When you are sending or receiving a horse on trial, it is important to make sure the experience is as pleasant for them as possible. When horses arrive at a new and unfamiliar barn it can be stressful for them, so plan to gather all of the details about the horse ahead of time to help keep them comfortable, healthy, and happy in the new environment.

  • Written Statement Concerning Details of the Trial: Before sending a horse to an unknown barn, write down a list of important details so that both sides understand what the arrangement of the trial is. One of the specifics in this document could be any work or exercise restrictions for the horse. For example, write down the maximum height you are comfortable with your horse being jumped and how often. You can also include a description of the care the horse should receive. If the horse has scratches and needs a certain cream or to be ridden in socks, that could be outlined in this document. Additionally, you should write down what should happen in case of an injury. Include all necessary phone numbers so that the receiving barn knows exactly who to contact if the horse gets injured or becomes sick.
  • Grain/Supplements: When sending or receiving a horse on trial be sure to confirm what type of grain they get and if they require any additional supplements. Since grain can affect a horse’s energy, it is important to keep their feed similar to what they are used to at home. Grain can also affect gut health, so consider sending the horse with prepared feed or a bag of grain, or confirming that the receiving barn has the correct grain.
  • Forage: Different horses eat different types and amounts of hay. While some horses are easy keepers, others need more hay to maintain their weight. You should explain or ask about the amount and type of hay the horse normally gets for morning, lunch, dinner, and night check. Knowing if the horse eats from a hay net and if it needs its hay soaked or steamed is also important. Note if the horse has a hay allergy and requires dengi or alfalfa cubes
  • Stall: Putting a trial horse in a specific stall may not always be an option, but it is nice for the barn to know if they are happier next to a mare or gelding, for example, or if they prefer a quiet stall by themselves. Some can kick or get nervous next to certain horses so suggest that someone keep an eye on them as they settle in.

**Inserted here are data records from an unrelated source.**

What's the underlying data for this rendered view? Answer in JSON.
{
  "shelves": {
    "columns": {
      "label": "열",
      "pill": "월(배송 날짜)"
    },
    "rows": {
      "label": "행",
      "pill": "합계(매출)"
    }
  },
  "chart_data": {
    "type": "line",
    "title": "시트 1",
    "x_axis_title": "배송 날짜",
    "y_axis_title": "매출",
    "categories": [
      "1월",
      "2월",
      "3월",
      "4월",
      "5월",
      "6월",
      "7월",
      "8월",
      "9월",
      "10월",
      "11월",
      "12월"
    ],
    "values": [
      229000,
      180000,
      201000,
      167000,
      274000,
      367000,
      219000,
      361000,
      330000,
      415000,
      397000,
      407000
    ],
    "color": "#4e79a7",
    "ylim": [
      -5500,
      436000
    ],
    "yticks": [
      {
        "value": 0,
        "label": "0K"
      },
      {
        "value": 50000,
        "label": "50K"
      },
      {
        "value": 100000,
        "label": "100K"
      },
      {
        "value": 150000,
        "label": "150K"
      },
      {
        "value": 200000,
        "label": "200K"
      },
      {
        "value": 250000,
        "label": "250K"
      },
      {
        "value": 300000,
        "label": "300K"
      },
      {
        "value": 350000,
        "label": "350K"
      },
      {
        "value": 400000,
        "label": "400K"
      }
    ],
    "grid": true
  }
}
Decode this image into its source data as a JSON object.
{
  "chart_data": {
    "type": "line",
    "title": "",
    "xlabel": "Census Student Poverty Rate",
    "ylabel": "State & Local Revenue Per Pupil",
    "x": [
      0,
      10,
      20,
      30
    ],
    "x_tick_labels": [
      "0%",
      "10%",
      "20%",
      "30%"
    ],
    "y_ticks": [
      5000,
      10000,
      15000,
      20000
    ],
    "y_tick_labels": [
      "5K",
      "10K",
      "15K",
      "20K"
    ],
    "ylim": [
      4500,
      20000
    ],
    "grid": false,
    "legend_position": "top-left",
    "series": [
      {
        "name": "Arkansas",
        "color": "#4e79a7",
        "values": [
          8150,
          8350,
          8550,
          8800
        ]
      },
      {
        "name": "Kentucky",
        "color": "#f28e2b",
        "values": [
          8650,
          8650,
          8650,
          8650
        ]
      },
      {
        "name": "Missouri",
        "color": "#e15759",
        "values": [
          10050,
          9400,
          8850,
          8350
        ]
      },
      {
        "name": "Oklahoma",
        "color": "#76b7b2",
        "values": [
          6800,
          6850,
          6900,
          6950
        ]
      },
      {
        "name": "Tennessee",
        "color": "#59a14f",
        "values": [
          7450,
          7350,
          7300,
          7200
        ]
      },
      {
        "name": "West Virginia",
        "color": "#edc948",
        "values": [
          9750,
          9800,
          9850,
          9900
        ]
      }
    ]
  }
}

  • Quirks and Temperament: Explain or ask about any quirks the trial horse may have, either on the ground or under saddle. Knowing if a horse is head shy, girthy, difficult to mount, or bad with traffic in the ring can keep both the horse and rider safe. The horse’s behavior around other horses in the barn should also be noted so people can give the horse extra room if necessary.
  • Grooming: While some horses enjoy being groomed, others can be difficult about it. If this is known ahead of time, everyone can take necessary precautions. Also, some horses are not great on crossties, especially if there is no wall behind them. 
  • Blanket/Sheet: Depending on the time of year, plan to send or ask that the trial horse is sent with a stable sheet. It is also good to know if the horse tends to run hot or cold so the barn staff will know whether or not to use the sheet each day.
  • Turnout: While some barns do not want trial horses to be turned out, others prefer that they go outside. If a horse will be turned out, confirm if bell boots or other items need to be worn. If the horse is good in turnout but needs a friend that is also important to mention.
  • Lunging: Some barns might give a trial horse time on the lunge line since they are in a new environment and possibly not getting turned out. If you do not want your horse to be lunged or if your horse is not good on the lunge line, be sure to clarify that upfront.
  • Tack: Help the trial horse be comfortable during work by discussing the type of tack it normally uses at home and at shows. For example, many horses hack in a different bit then they jump in, so be sure to explain or ask about options. Knowing the correct saddle size is also crucial so the horse does not end up getting sore. 
  • Equipment: Take the time to talk about the additional equipment the trial horse normally goes in while being worked. Items like boots, polos, bell boots, and earplugs are often regular parts of a horse’s gear that serve important functions and can cause a change in behavior or safety if forgotten. 
  • Normal Ride: It is helpful to describe the type and level of work the horse has done recently so everyone is on the same page and the horse is not over-faced. Also, if the horse needs a little extra warmup time at the walk to loosen up or get comfortable in their surroundings, that is useful to know. 
  • Aftercare: Every barn does things differently, for example, some barns bandage a horse after it jumps while others do not. If you are sending a horse on trial and have specific aftercare instructions, this is an important detail to define and make clear. 

The ultimate goal of every trial is for the horse and rider to match. The more information the receiving barn has about the horse, the more likely they will be able to make the trial a positive and safe experience for both the horse and rider.